From df15be01eac8b411b24226ad86ecad6f5d09e35b Mon Sep 17 00:00:00 2001
From: Simon Gardling <titaniumtown@proton.me>
Date: Thu, 2 Apr 2026 17:43:07 -0400
Subject: [PATCH] llama-cpp: pause xmrig during active inference requests

Add sidecar service that polls llama-cpp /slots endpoint every 3s.
When any slot is processing, stops xmrig. Restarts xmrig after 10s
grace period when all slots are idle. Handles unreachable llama-cpp
gracefully (leaves xmrig untouched).
---
 configuration.nix                  |  2 +
 services/llama-cpp-xmrig-pause.nix | 35 ++++++++++++
 services/llama-cpp-xmrig-pause.py  | 91 ++++++++++++++++++++++++++++++
 3 files changed, 128 insertions(+)
 create mode 100644 services/llama-cpp-xmrig-pause.nix
 create mode 100644 services/llama-cpp-xmrig-pause.py

diff --git a/configuration.nix b/configuration.nix
index a49e9a7..676c9ef 100644
--- a/configuration.nix
+++ b/configuration.nix
@@ -65,6 +65,8 @@
     ./services/p2pool.nix
     ./services/xmrig.nix
 
+    ./services/llama-cpp-xmrig-pause.nix
+
     # KEEP UNTIL 2028
     ./services/caddy_senior_project.nix
 
diff --git a/services/llama-cpp-xmrig-pause.nix b/services/llama-cpp-xmrig-pause.nix
new file mode 100644
index 0000000..c5ee1e2
--- /dev/null
+++ b/services/llama-cpp-xmrig-pause.nix
@@ -0,0 +1,35 @@
+{
+  pkgs,
+  service_configs,
+  ...
+}:
+{
+  systemd.services.llama-cpp-xmrig-pause = {
+    description = "Pause xmrig while llama-cpp is processing requests";
+    after = [
+      "network.target"
+      "llama-cpp.service"
+      "xmrig.service"
+    ];
+    wantedBy = [ "multi-user.target" ];
+    serviceConfig = {
+      ExecStart = "${pkgs.python3}/bin/python3 ${./llama-cpp-xmrig-pause.py}";
+      Restart = "always";
+      RestartSec = "10s";
+      NoNewPrivileges = true;
+      ProtectHome = true;
+      ProtectSystem = "strict";
+      PrivateTmp = true;
+      RestrictAddressFamilies = [
+        "AF_INET"
+        "AF_INET6"
+      ];
+      MemoryDenyWriteExecute = true;
+    };
+    environment = {
+      LLAMA_CPP_URL = "http://127.0.0.1:${toString service_configs.ports.private.llama_cpp.port}";
+      POLL_INTERVAL = "3";
+      GRACE_PERIOD = "10";
+    };
+  };
+}
diff --git a/services/llama-cpp-xmrig-pause.py b/services/llama-cpp-xmrig-pause.py
new file mode 100644
index 0000000..7f816f2
--- /dev/null
+++ b/services/llama-cpp-xmrig-pause.py
@@ -0,0 +1,91 @@
+#!/usr/bin/env python3
+"""
+Pause xmrig while llama-cpp is processing inference requests.
+
+Polls llama-cpp /slots endpoint. When any slot is busy, stops xmrig.

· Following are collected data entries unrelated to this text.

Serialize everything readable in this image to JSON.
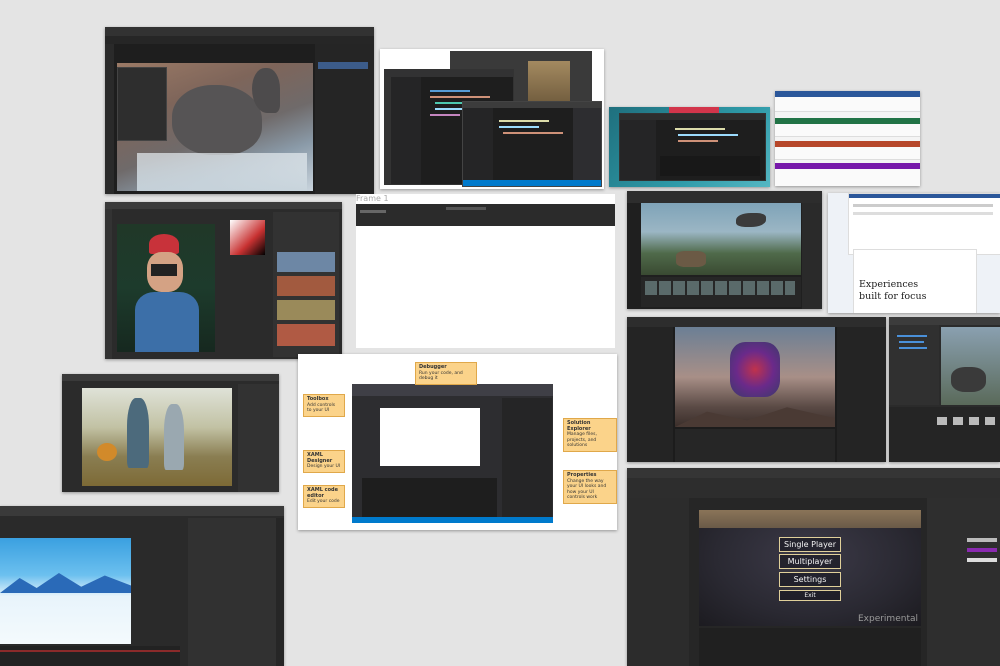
{
  "frame_label": "Frame 1",
  "vs_callouts": [
    {
      "title": "Debugger",
      "desc": "Run your code, and debug it"
    },
    {
      "title": "Toolbox",
      "desc": "Add controls to your UI"
    },
    {
      "title": "Solution Explorer",
      "desc": "Manage files, projects, and solutions"
    },
    {
      "title": "XAML Designer",
      "desc": "Design your UI"
    },
    {
      "title": "Properties",
      "desc": "Change the way your UI looks and how your UI controls work"
    },
    {
      "title": "XAML code editor",
      "desc": "Edit your code"
    }
  ],
  "office_hero_text": "Experiences built for focus",
  "game_menu": {
    "buttons": [
      "Single Player",
      "Multiplayer",
      "Settings",
      "Exit"
    ],
    "watermark": "Experimental"
  },
  "colors": {
    "background": "#e4e4e4",
    "callout": "#fbd38a",
    "vs_accent": "#007acc",
    "word": "#2b579a",
    "excel": "#217346",
    "powerpoint": "#b7472a",
    "onenote": "#7719aa"
  }
}
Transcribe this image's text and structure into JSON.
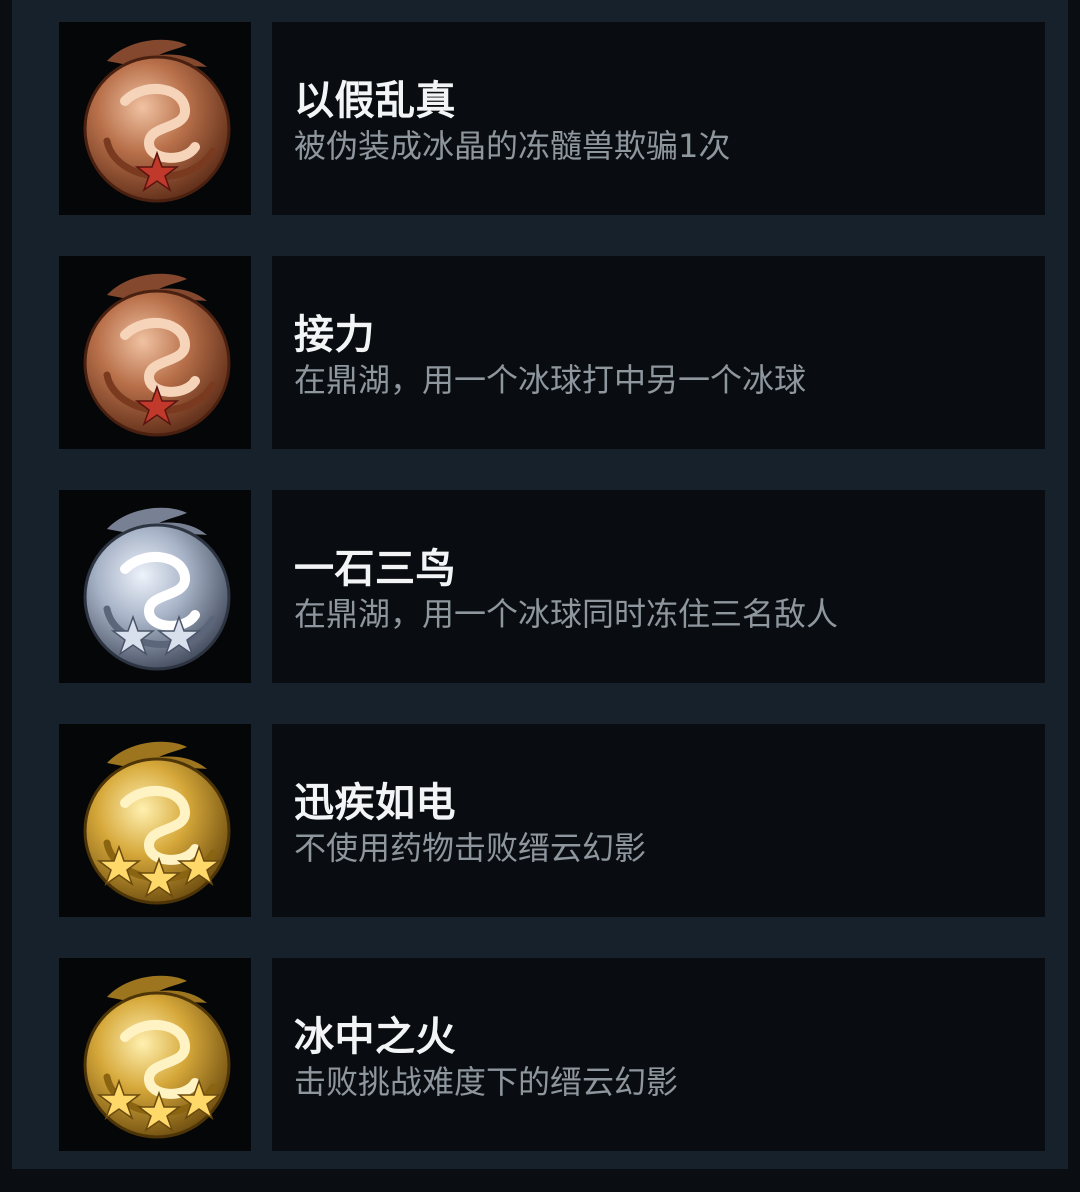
{
  "achievements": [
    {
      "title": "以假乱真",
      "description": "被伪装成冰晶的冻髓兽欺骗1次",
      "tier": "bronze",
      "stars": 1,
      "icon": "bronze-dragon-medal-icon"
    },
    {
      "title": "接力",
      "description": "在鼎湖，用一个冰球打中另一个冰球",
      "tier": "bronze",
      "stars": 1,
      "icon": "bronze-dragon-medal-icon"
    },
    {
      "title": "一石三鸟",
      "description": "在鼎湖，用一个冰球同时冻住三名敌人",
      "tier": "silver",
      "stars": 2,
      "icon": "silver-dragon-medal-icon"
    },
    {
      "title": "迅疾如电",
      "description": "不使用药物击败缙云幻影",
      "tier": "gold",
      "stars": 3,
      "icon": "gold-dragon-medal-icon"
    },
    {
      "title": "冰中之火",
      "description": "击败挑战难度下的缙云幻影",
      "tier": "gold",
      "stars": 3,
      "icon": "gold-dragon-medal-icon"
    }
  ],
  "colors": {
    "page_background": "#17212c",
    "card_background": "#090c10",
    "badge_background": "#050608",
    "title_text": "#f2f4f6",
    "description_text": "#8e969e",
    "bronze": "#b8704a",
    "silver": "#a7b3c7",
    "gold": "#d6a83a"
  }
}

+When all slots are idle for GRACE_PERIOD seconds, restarts xmrig.
+If llama-cpp is unreachable, does nothing (leaves xmrig in its current state).
+"""
+
+import json
+import os
+import subprocess
+import sys
+import time
+import urllib.request
+
+LLAMA_CPP_URL = os.environ["LLAMA_CPP_URL"].rstrip("/")
+POLL_INTERVAL = int(os.environ.get("POLL_INTERVAL", "3"))

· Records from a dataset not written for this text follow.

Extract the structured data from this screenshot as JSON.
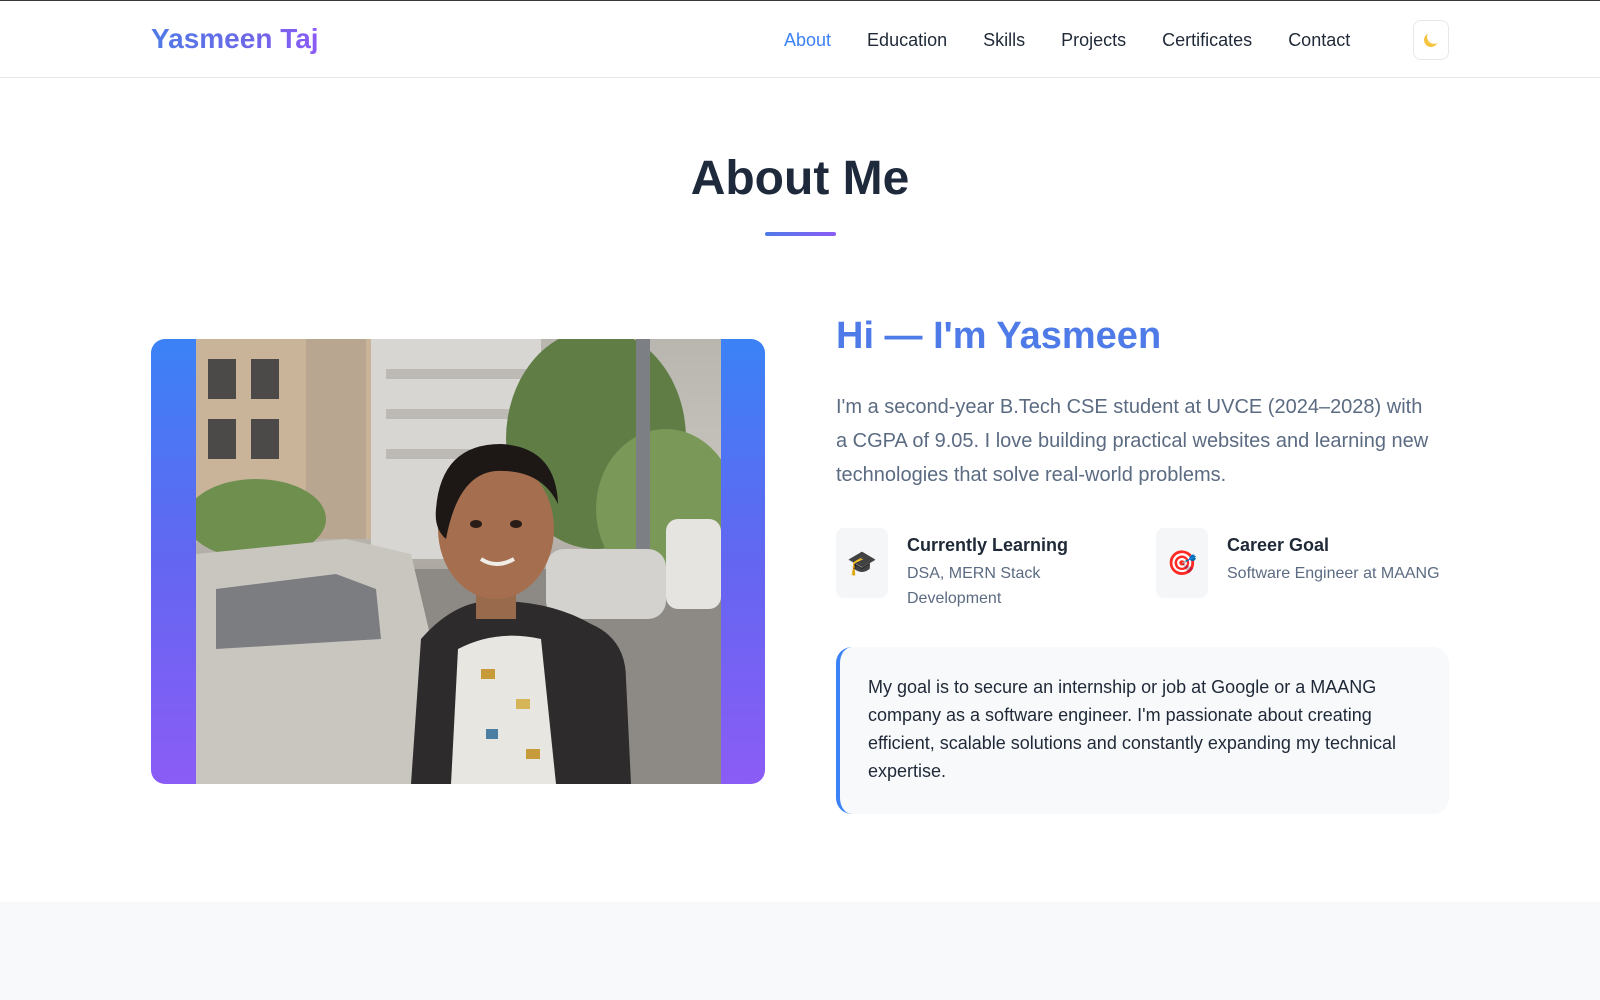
{
  "header": {
    "logo": "Yasmeen Taj",
    "nav": [
      {
        "label": "About",
        "active": true
      },
      {
        "label": "Education",
        "active": false
      },
      {
        "label": "Skills",
        "active": false
      },
      {
        "label": "Projects",
        "active": false
      },
      {
        "label": "Certificates",
        "active": false
      },
      {
        "label": "Contact",
        "active": false
      }
    ],
    "theme_toggle_icon": "moon-icon"
  },
  "about": {
    "section_title": "About Me",
    "greeting": "Hi — I'm Yasmeen",
    "bio": "I'm a second-year B.Tech CSE student at UVCE (2024–2028) with a CGPA of 9.05. I love building practical websites and learning new technologies that solve real-world problems.",
    "cards": [
      {
        "icon": "graduation-cap-icon",
        "title": "Currently Learning",
        "subtitle": "DSA, MERN Stack Development"
      },
      {
        "icon": "target-icon",
        "title": "Career Goal",
        "subtitle": "Software Engineer at MAANG"
      }
    ],
    "quote": "My goal is to secure an internship or job at Google or a MAANG company as a software engineer. I'm passionate about creating efficient, scalable solutions and constantly expanding my technical expertise."
  },
  "colors": {
    "accent": "#4f7be8",
    "accent_purple": "#8b5cf6",
    "active_nav": "#3b82f6",
    "heading": "#1e293b",
    "muted_text": "#5b6b82"
  }
}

+GRACE_PERIOD = float(os.environ.get("GRACE_PERIOD", "10"))
+
+
+def log(msg):
+    print(f"[llama-cpp-xmrig-pause] {msg}", file=sys.stderr, flush=True)
+
+
+def get_slots():
+    """Fetch /slots from llama-cpp. Returns list of slot dicts, or None on error."""
+    req = urllib.request.Request(f"{LLAMA_CPP_URL}/slots")
+    try:
+        with urllib.request.urlopen(req, timeout=5) as resp:
+            return json.loads(resp.read())
+    except (urllib.error.URLError, OSError, json.JSONDecodeError, ValueError) as exc:
+        log(f"Cannot reach llama-cpp: {exc}")
+        return None
+
+
+def any_slot_busy(slots):
+    return any(s.get("is_processing", False) for s in slots)
+
+
+def systemctl(action, unit):
+    result = subprocess.run(
+        ["systemctl", action, unit],
+        capture_output=True,
+        text=True,
+    )
+    if result.returncode != 0:
+        log(f"systemctl {action} {unit} failed (rc={result.returncode}): {result.stderr.strip()}")
+    return result.returncode == 0
+
+
+def main():
+    xmrig_paused = False
+    idle_since = None  # monotonic timestamp when slots first went idle
+
+    log(f"Starting: url={LLAMA_CPP_URL} poll={POLL_INTERVAL}s grace={GRACE_PERIOD}s")
+
+    while True:
+        slots = get_slots()
+
+        if slots is None:
+            # llama-cpp unreachable — leave xmrig alone, reset idle timer
+            idle_since = None
+            time.sleep(POLL_INTERVAL)
+            continue
+
+        busy = any_slot_busy(slots)
+
+        if busy:
+            idle_since = None
+            if not xmrig_paused:
+                log("Slot busy — stopping xmrig")
+                if systemctl("stop", "xmrig"):
+                    xmrig_paused = True
+        else:
+            # All slots idle
+            if xmrig_paused:
+                now = time.monotonic()
+                if idle_since is None:
+                    idle_since = now
+                elif now - idle_since >= GRACE_PERIOD:
+                    log("Slots idle past grace period — starting xmrig")
+                    if systemctl("start", "xmrig"):
+                        xmrig_paused = False
+                    idle_since = None
+
+        time.sleep(POLL_INTERVAL)
+
+
+if __name__ == "__main__":
+    main()